In what ways are we, perhaps unwittingly, prescribing or imposing unwanted identities on students?

Daniel Wickner | @DanielWickner
August 14,  2020

The questions which one asks oneself begin, at last, to illuminate the world, and become one’s key to the experience of others. One can only face in others what one can face in oneself.” James Baldwin, Notes of a Native Son

Each of us has undergone (and continues to undergo) a lifelong identity journey– making sense of who we are, who we want to be, and our place in this complex world. For some, the journey has been relatively linear. For others, it has been full of twists and turns, crises and failure, invention and reinvention, trauma and triumph. These ongoing stories, like creation myths, explain our existence and help us ascribe meaning and purpose to our lives. Our identities are the core of our being and we own them.

But how much identity ownership do we allow our students? How much control do they have over the development of their own identity? In what ways are we, perhaps unwittingly, prescribing or imposing unwanted identities on them?

The dimensions of identity
The dimensions of identity

Identity is multidimensional (Cote, 1996). Its inherent complexity and expansive nature clash with our reductionist instincts, causing us to create boxes, lanes, and categories to simplify an unavoidably nuanced and complicated concept (Schachter and Rich 2011). One dimension of identity can be seen as its aspects– its constituent parts– which are innumerable. A non-exhaustive list of aspects may include gender identit(ies), race(s), name(s), culture(s), age, language(s), ability, religion(s), nationalit(ies), and class, but also any other parts of who we are and how we describe ourselves (Weinreich and Saunderson, 2003). As stewards of our own identities, we may also play a role in deciding which aspects are most central to who we are (Settles, 2004). The “identity journey” provides a longitudinal dimension, as who we are will transform over time due to our lived experiences, with new aspects appearing, different aspects gaining centrality, or aspects fading (Erikson, 1980). Along with defining ourselves, we are also defined and perceived by others– the “identity perspectives” dimension– and these influences greatly affect who we become (Schachter and Rich, 2011; Gee, 2000). Lastly, we must recognize that this multidimensional complexity exists in the aspects, journeys, and perspectives of all people– with no two identities fully alike.

This complexity extends to our students.
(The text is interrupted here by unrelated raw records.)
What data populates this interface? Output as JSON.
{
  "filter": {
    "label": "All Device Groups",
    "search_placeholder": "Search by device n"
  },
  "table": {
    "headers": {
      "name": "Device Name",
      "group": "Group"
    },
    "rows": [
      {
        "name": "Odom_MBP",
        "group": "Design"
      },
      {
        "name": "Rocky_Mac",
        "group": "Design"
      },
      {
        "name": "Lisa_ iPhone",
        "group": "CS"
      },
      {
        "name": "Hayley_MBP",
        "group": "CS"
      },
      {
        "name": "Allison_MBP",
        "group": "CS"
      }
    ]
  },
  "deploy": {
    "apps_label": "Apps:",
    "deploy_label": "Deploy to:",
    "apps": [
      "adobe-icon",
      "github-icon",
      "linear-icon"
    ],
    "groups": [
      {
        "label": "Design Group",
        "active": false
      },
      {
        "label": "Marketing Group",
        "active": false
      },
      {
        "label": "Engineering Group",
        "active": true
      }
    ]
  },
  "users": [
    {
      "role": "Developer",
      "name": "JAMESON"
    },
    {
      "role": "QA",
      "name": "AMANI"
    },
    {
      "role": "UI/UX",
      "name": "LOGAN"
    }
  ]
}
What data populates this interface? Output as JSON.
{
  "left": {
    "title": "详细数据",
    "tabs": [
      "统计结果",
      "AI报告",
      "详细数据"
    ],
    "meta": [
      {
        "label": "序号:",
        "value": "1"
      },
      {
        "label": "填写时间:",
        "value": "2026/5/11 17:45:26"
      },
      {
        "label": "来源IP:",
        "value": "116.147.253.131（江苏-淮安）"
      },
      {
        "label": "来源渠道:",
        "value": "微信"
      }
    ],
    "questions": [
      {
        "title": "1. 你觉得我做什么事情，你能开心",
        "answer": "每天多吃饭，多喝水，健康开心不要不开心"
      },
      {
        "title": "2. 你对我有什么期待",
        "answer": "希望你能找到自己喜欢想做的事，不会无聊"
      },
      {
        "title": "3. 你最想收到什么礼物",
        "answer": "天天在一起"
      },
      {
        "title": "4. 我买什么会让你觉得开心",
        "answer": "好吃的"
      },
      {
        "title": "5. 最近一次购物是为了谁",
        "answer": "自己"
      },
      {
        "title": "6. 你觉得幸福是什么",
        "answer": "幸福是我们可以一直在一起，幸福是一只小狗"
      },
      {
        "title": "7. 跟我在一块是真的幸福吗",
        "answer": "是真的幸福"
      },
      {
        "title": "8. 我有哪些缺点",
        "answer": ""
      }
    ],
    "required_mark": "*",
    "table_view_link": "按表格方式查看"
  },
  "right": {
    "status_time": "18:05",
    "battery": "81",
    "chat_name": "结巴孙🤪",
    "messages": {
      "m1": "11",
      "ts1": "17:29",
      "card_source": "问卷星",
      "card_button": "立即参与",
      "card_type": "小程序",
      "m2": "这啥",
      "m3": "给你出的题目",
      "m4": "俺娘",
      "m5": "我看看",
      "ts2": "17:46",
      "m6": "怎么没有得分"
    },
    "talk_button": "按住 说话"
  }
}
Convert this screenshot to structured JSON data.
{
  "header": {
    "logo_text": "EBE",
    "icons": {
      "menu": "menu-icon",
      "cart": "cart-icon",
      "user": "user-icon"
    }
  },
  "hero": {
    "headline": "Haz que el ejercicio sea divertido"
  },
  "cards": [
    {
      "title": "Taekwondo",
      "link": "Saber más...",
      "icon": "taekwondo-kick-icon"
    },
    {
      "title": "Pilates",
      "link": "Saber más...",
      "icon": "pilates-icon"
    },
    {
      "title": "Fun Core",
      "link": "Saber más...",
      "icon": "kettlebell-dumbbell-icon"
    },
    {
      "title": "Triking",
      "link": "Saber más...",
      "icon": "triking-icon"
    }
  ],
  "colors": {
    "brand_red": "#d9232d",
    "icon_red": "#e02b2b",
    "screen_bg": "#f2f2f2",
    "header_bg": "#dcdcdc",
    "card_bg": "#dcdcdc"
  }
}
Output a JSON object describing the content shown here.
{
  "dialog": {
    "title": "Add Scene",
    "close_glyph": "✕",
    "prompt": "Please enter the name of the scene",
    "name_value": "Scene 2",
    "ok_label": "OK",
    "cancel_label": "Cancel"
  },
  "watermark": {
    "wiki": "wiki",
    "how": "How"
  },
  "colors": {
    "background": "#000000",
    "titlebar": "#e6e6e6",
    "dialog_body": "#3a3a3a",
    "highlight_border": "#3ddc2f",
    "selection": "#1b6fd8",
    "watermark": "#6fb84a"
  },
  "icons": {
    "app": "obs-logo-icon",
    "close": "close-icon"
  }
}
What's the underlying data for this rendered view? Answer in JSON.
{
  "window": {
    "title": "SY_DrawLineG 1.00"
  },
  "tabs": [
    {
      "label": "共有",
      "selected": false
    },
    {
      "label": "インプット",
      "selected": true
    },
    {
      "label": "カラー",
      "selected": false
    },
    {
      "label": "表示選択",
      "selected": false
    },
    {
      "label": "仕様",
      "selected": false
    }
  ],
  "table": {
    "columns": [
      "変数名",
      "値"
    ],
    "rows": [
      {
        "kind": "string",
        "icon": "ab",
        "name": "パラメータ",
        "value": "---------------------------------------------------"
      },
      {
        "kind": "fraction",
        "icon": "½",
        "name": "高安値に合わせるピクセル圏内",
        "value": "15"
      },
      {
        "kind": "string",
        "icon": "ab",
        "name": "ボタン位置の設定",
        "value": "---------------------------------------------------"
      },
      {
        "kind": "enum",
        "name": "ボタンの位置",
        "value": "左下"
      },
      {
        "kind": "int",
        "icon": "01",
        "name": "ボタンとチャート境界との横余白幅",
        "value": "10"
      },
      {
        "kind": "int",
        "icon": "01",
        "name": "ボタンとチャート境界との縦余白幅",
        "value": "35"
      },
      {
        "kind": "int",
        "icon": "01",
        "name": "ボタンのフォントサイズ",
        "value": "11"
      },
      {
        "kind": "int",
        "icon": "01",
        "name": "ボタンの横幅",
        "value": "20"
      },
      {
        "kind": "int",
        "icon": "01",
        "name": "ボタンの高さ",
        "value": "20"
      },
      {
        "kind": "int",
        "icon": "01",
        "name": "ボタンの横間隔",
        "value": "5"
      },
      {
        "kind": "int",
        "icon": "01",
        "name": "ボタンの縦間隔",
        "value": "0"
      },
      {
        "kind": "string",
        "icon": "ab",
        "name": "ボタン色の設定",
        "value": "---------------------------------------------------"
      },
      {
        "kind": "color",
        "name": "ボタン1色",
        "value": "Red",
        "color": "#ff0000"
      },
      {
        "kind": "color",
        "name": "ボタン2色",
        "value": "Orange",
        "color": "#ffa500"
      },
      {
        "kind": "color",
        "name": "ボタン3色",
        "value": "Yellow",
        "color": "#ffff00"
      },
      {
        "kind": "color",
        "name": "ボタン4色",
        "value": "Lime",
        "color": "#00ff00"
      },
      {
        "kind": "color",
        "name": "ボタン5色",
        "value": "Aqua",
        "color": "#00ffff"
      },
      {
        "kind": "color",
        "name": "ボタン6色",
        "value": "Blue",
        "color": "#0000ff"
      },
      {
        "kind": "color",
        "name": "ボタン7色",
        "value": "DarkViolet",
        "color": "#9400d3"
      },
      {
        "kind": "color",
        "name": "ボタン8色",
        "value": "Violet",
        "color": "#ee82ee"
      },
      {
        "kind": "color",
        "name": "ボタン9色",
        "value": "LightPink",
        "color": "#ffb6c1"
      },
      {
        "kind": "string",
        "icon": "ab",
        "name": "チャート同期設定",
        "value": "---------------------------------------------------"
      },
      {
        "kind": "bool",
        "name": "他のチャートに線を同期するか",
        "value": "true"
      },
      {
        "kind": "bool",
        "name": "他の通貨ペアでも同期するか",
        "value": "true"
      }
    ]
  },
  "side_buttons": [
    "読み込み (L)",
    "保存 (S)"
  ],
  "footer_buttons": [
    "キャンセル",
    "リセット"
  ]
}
But with such a formidable multidimensional identity maze in front of them, it is often our instinct as well-meaning educators to hand students a map and a destination– i.e. “steps for recommended identity development”– who we want them to become and how to get there. Through our words, instructional choices, classroom structures, school environment, relationships, and personal example, we may be pulling students along a path– one of least resistance that avoids the struggle of genuine identity work– and path they may not want to follow (Mishler, 1978).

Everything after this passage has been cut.